Allerdings können Anbieter kurz aufatmen, denn
Dies verhilft der Klägerin indes jedoch nicht zu einem Anspruch gem. Art. 82 Abs. 1 DSGVO.
Allein aus einem Verstoß gegen Art. 25 DSGVO könne wegen seines organisatorischen Charakters ein Anspruch nach Art. 82 Abs. 1 DSGVO jedoch nicht begründet werden. Die Vorschrift entfalte bereits vor dem eigentlichen Beginn der Datenverarbeitung ihren Regelungscharakter. Zu diesem, einer tatsächlichen Datenverarbeitung vorgelagerten Zeitpunkt entfalte die DSGVO jedoch nach Art. 2 Abs. 1 DSGVO noch keine Wirkung. Die Anwendbarkeit der DSGVO setze vielmehr eine tatsächliche Verarbeitung personenbezogener Daten voraus
Schadensersatz also gegeben?
Dem Kläger ist nach Auffassung des Gerichts dajer immaterieller Schaden im Sinne des Art. 82 DSGVO entstanden. Ein bloßer Datenschutzverstoß als solcher genügt für das Entstehen des Schadensersatzanspruches jedoch nicht. Vielmehr folge bereits aus dem Wortlaut der Vorschrift, dass der Verordnungsgeber keine allein an den Rechtsverstoß anknüpfende Zahlungspflicht begründen wollte. Der Generalanwalt des EuGH stellte in seinen Schlussanträgen im Rahmen des Vorabentscheidungsersuchens des österreichischen Obersten Gerichtshofs vom 12.05.2021 auf das Erfordernis eines konkreten Schadens ab. Der Begriff des Schadens ist nach dem Erwägungsgrund 146 S. 3 im Lichte der Rechtsprechung des Europäischen Gerichtshofs weit und auf eine Art und Weise auszulegen, die den Zielen der Verordnung in vollem Umfang entspricht. Die Ziele der DS-GVO bestehen dabei u.a. darin, den Risiken für die Rechte und Freiheit natürlicher Personen zu begegnen, die – mit unterschiedlicher Eintrittswahrscheinlichkeit und Schwere – aus einer Verarbeitung personenbezogener Daten hervorgehen und zu einem immateriellen Schaden führen können.. In den Erwägungsgründen 75 und 85 wird der Kontrollverlust über die personenbezogenen Daten gerade als ein Beispiel für das Vorliegen eines solchen Schadens aufgeführt.
Und jetzt kommt das wirkliche “Bäm” dieser Entscheidung, denn
Im Übrigen tritt der Kontrollverlust– unabhängig von der Veröffentlichung im „Darknet“ – bereits durch den „Scraping“-Vorfall und das damit verbundene Abschöpfen der Daten ein.
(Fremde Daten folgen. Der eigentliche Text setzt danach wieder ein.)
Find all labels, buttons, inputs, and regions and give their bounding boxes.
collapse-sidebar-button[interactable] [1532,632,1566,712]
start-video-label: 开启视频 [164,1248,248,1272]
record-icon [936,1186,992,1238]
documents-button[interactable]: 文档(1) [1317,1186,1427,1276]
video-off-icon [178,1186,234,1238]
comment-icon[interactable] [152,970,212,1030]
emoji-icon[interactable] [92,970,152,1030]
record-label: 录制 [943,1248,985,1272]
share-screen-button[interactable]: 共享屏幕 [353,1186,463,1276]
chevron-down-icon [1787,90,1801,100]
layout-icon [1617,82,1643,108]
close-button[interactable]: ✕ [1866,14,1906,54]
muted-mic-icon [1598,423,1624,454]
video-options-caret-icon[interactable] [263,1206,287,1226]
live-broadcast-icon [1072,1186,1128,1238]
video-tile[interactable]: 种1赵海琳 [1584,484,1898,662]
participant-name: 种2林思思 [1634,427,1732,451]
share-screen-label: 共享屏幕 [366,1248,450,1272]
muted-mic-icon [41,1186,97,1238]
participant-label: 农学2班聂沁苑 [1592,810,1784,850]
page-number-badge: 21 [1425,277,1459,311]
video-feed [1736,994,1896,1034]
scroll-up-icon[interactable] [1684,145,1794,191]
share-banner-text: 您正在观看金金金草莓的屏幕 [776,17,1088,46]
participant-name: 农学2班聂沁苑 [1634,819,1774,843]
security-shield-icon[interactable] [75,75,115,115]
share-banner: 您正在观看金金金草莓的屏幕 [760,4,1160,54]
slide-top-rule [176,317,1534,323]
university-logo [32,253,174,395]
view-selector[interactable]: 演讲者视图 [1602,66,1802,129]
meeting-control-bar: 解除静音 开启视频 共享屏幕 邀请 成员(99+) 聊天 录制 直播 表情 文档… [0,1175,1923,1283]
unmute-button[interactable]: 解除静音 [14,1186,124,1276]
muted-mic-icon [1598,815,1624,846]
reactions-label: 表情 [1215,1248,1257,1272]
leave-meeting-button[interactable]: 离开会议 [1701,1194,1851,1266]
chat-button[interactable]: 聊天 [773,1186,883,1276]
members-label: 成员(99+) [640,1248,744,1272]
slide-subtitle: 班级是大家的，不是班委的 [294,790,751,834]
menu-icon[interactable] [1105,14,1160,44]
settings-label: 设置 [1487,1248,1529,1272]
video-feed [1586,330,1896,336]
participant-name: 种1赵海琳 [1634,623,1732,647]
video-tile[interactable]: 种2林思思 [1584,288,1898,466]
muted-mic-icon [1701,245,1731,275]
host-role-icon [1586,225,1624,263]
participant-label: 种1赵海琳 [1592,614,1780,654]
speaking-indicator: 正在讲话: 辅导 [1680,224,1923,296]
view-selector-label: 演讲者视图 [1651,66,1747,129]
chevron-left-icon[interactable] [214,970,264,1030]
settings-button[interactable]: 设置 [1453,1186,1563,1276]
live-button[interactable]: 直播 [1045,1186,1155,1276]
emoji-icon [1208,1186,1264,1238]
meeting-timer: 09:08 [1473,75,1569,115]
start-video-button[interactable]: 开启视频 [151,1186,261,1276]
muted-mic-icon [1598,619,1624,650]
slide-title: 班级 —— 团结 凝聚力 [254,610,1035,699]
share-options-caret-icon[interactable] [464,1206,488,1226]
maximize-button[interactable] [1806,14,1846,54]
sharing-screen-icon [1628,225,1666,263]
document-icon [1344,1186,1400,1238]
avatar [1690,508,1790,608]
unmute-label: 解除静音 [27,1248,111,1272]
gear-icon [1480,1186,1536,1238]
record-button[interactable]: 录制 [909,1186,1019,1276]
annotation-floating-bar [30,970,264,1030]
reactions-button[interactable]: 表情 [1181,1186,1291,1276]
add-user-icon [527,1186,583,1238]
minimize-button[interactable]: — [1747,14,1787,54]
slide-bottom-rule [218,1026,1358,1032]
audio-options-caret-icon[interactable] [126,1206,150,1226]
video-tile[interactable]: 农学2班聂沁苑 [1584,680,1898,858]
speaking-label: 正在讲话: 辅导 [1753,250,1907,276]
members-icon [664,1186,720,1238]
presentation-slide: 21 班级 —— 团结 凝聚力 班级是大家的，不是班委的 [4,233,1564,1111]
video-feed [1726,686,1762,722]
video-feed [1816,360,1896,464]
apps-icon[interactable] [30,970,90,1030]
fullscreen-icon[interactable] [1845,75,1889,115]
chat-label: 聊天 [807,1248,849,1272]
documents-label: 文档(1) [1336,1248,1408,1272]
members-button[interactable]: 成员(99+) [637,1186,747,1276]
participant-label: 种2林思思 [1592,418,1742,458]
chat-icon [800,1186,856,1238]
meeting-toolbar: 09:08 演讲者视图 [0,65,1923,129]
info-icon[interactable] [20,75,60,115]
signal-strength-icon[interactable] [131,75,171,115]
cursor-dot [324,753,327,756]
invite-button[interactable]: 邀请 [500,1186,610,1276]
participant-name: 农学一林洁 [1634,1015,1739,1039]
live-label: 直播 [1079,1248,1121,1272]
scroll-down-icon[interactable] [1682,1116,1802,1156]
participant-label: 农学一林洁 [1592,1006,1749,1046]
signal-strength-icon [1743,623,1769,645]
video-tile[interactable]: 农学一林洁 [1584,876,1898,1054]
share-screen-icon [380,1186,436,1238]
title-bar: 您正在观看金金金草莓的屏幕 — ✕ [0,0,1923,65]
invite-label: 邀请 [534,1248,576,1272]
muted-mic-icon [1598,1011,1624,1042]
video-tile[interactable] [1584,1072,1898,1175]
Unerheblich ist, dass der Name, das Geschlecht und die G-ID nach den Nutzereinstellungen des Klägers öffentlich waren. Denn jedenfalls die Verknüpfung mit seiner Telefonnummer war bis dahin nicht hergestellt. Darüber hinaus sieht Erwägungsgrund 75 vor, dass ein immaterieller Schaden auch dann anzunehmen ist, wenn die Verarbeitung eine große Menge personenbezogener Daten und eine große Anzahl von Personen betrifft. Auch dies ist aufgrund der Tatsache, dass im Rahmen des „Scraping“-Vorfall die Daten von Millionen von G-Nutzern veröffentlicht wurden, anzunehmen.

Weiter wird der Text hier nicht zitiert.